Les préparatifs de la soirée musicale avancèrent sans accroc.
'Si nous avions essayé de monter un tel événement au Japon, nous aurions eu bien du mal à rassembler des interprètes. Dans une société qui érigeait la modestie en vertu, on évitait de se mettre en avant, même quand on avait confiance en ses capacités. Mais ici, dans l'Empire, ce n'est pas du tout la même chose.'
'La noblesse a toujours aimé organiser des concerts et ce genre de réjouissances. Ils ne se contentent pas d'inviter des musiciens, ils jouent eux-mêmes d'instruments et chantent. D'ailleurs, ce n'est pas seulement la musique : ils apportent leurs propres poèmes à lire à voix haute, écrivent des scénarios et jouent de courtes pièces. À cette époque, sans internet ni télévision, le divertissement devait être créé par les gens eux-mêmes. Comme les représentations professionnelles étaient rares, le niveau d'exigence n'était pas bien haut, ou plutôt, même si l'on était un peu maladroit, on n'était pas critiqué pour autant. Tout le monde est très décontracté.'
'Du coup, avec juste un coup de fil, pas mal de gens qui savaient chanter ou jouer d'un instrument se sont réunis. Nous avons négocié avec l'école et obtenu la salle de musique après les cours. On ne peut pas vraiment l'annoncer officiellement, mais ils ferment les yeux si on apporte à manger et à boire, alors nous avons décidé d'y glisser en cachette quelques en-cas. Après tout, nos camarades qui ne se produisent pas, ceux qui sont juste là pour écouter, s'ennuieraient sinon. Même s'ils sont nobles, les étudiants restent de petits monstres affamés.'
'Nous avons essayé de caler la date en fonction de Renat, ce mignon garçon distant, mais il a catégoriquement dit qu'il avait « zéro » jour de libre. Du coup, nous avons décidé que s'il avait du temps le jour J, il serait le bienvenu pour nous rejoindre en invité de dernière minute après le spectacle.'
'Pendant que nous réglions ça, le bruit a couru dans les autres classes, et il semblerait que l'assistance grossisse.'
…
Le prince Mikhail en avait également entendu parler, et lorsqu'il croisa Ekaterina pendant la pause déjeuner, il lui dit qu'il avait hâte d'y assister. Il semblait bien décidé à venir écouter.

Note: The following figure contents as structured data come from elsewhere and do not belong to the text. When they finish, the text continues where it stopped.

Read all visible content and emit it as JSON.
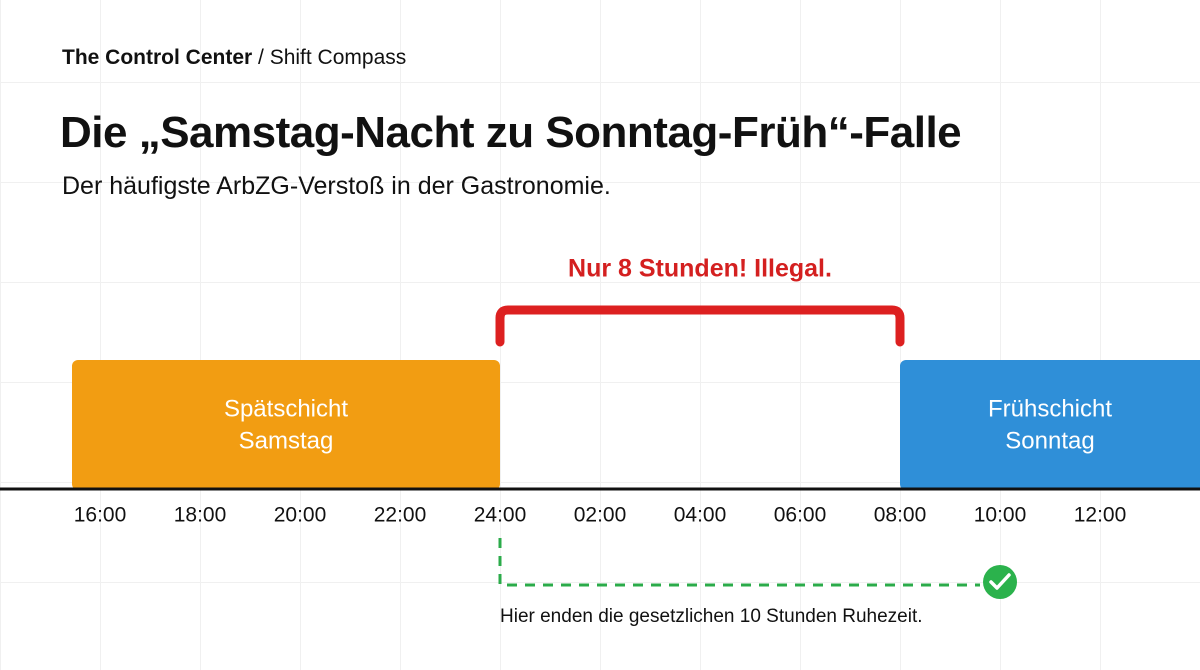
{
  "header": {
    "breadcrumb": [
      "The Control Center",
      "Shift Compass"
    ],
    "separator": "/",
    "title": "Die „Samstag-Nacht zu Sonntag-Früh“-Falle",
    "subtitle": "Der häufigste ArbZG-Verstoß in der Gastronomie."
  },
  "annotation": "Nur 8 Stunden! Illegal.",
  "shifts": [
    {
      "lines": [
        "Spätschicht",
        "Samstag"
      ]
    },
    {
      "lines": [
        "Frühschicht",
        "Sonntag"
      ]
    }
  ],
  "timeline": {
    "ticks": [
      "16:00",
      "18:00",
      "20:00",
      "22:00",
      "24:00",
      "02:00",
      "04:00",
      "06:00",
      "08:00",
      "10:00",
      "12:00"
    ]
  },
  "note": "Hier enden die gesetzlichen 10 Stunden Ruhezeit."
}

« Je me souviens de toi chantant avec Flora sur le bateau rapide. J'ai trouvé ta voix jolie, à ce moment-là. »
« Nous prévoyons justement d'interpréter ce morceau. Comme tu l'as déjà entendu, tu vas sûrement t'ennuyer. »
« J'avais envie de l'entendre à nouveau, donc ça me fait plaisir. Ce morceau m'est resté en tête. Les membres d'équipage du bateau rapide le fredonnaient. »
'Oh. C'est bien ce qu'on appelle un tube planétaire d'une vie antérieure.'
« C'est toi qui l'as écrit ? »
Gyaa !
« N… non. Je l'ai entendu quelque part. Euh… Je crois que ma mère me l'a appris quand j'étais petite. »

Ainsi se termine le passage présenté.